Reading your op back, on that one occasion you said no to him 4 times and he still carried on abusing you while you were trying to sleep.

He brought up the word rape. He's not confused at all about what he was doing, he was trying to make you doubt yourself though. You don't deny something no one has accused you of yet, unless you are trying to preempt the accusation.

Have you seen anything of the case that's been in the news recently? I won't mention the name in case it makes your thread come up when people Google the story. He was convicted and sentenced to five years and there was no physical evidence, and the woman in question couldn't even remember the events. She perhaps hadn't even explicitly said no, but she was deemed incapable of giving her consent, and he was deemed as having had no reasonable expectation of consent. The police brought the case, the woman didn't have to push it.

Just to give you some comfort, these thing are taken seriously. As Partridge says, you have email evidence, reams of text evidence of harassment, some of that of a sexual nature. You are important, your right to safety and possession of your own body is as strong as anyone else's on this earth. You are not a waste of anyone's time.

CatThiefKeith · 17/10/2014 10:32

Delurking to say stay strong sure, you have come so far, and good luck today.

Fwiw I really don't think he has let you go, he is just waiting in the wings. You can stop him, today. ThanksThanksThanks

TalkingintheDaaaaaaark · 17/10/2014 10:36

You said no. He waited till you were asleep, and so unable to stop him.

He deliberately, knowingly, repeatedly got you at your most defenceless.

How calculating and predatory is that?

surereadyforchange · 17/10/2014 11:01

Printer has run out of ink.....halfway through printing my copied and pasted FB conversation.
I have emailed it to myself though so maybe they could print it at WA.
Timeline next

OP posts:
ZombiePartridge · 17/10/2014 11:25

Bloody technology! One would hope that WA would have a functioning printer, so fingers crossed.

Maybe also shove it on a USB key, if you have one (or a CD) in case their internet is down or something.

Although even if it is, you can turn your mobile into a WIFI hotspot and connect your laptop to the internet for long enough to open your email and access the document that way.

surereadyforchange · 17/10/2014 11:26

Good idea Partridge about the USB! Saving now.

OP posts:
surereadyforchange · 17/10/2014 11:48

Well my appointment is half 12 so I should probably be leaving now. I feel fucking miserable.
Shall I take my laptop?
God I really have no idea what i'm doing.
Sad

OP posts:
ZombiePartridge · 17/10/2014 11:52

Take your laptop. Take the power cable. Do you have the WA address? Do you need it?

Take a bottle of water and something to eat (like a biscuit).

You are doing great xxx

PacificDogwood · 17/10/2014 11:56

Oh, sure, I am late to this but wishing you all the strength that I know you have Smile.

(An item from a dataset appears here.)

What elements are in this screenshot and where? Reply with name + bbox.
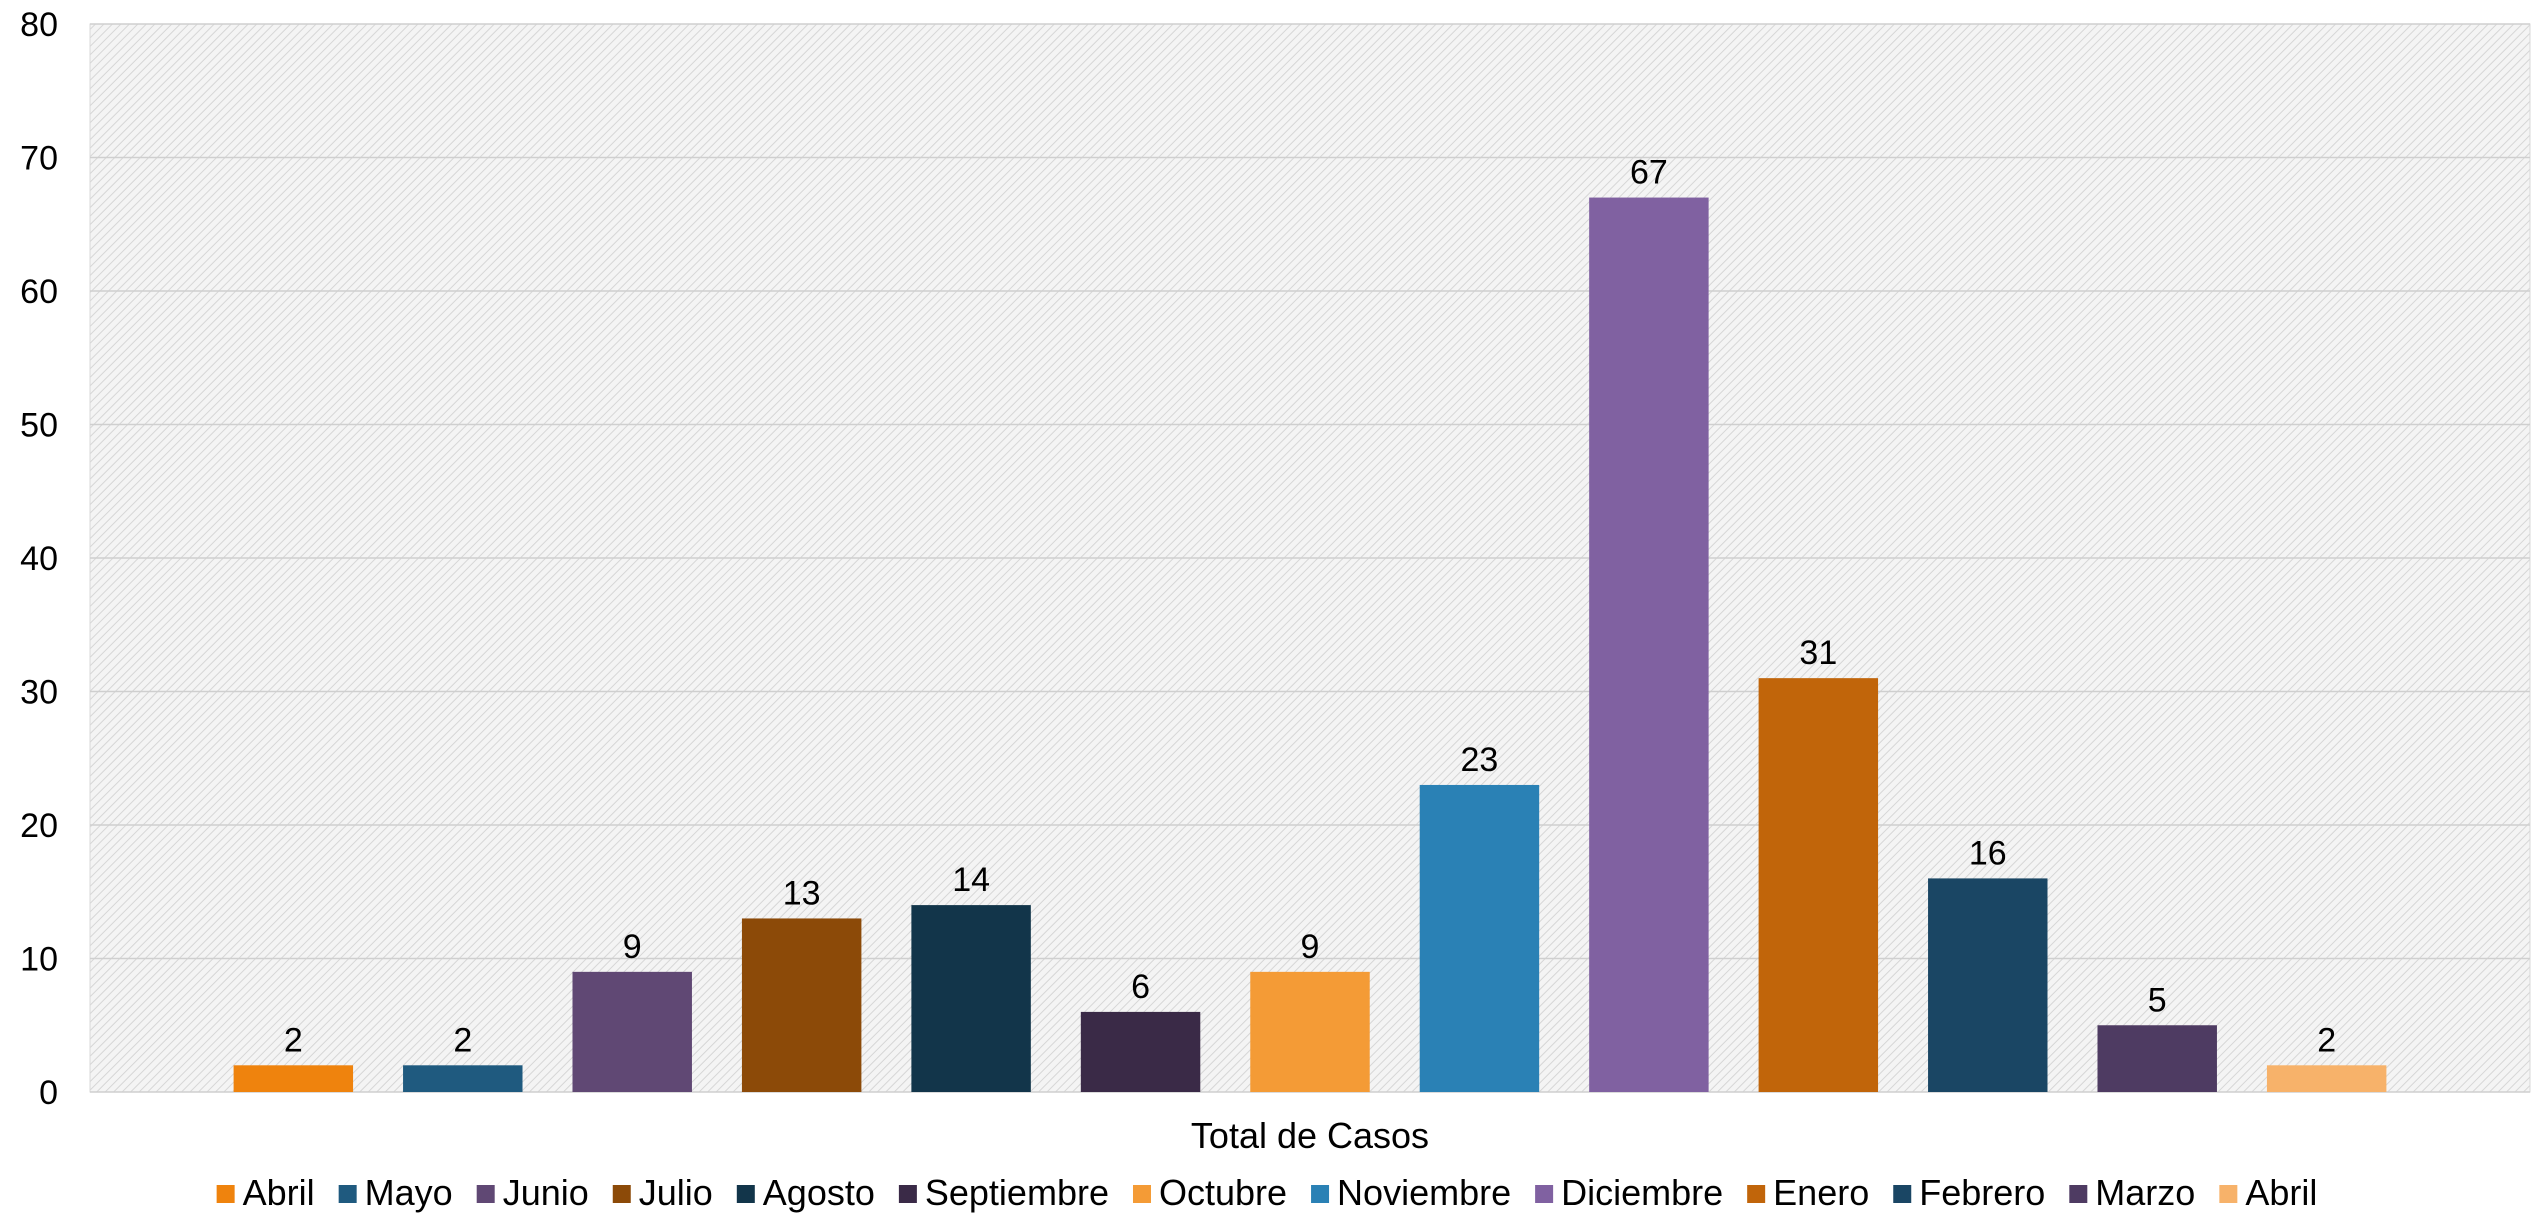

I do think you are over thinking this a bit now, putting all the pressure on you to be prepared and to not be overly 'dramatic'.
Well, I have not seen you post at all dramatically here - you have never embellished on these threads; on the contrary, you (like many victims of abuse) tend to try and rationalise events, excuse inexcusable behaviour and make light of what happened to them.

Just be You and tell your story.
I hope you find a sympathetic and helpful ear Thanks.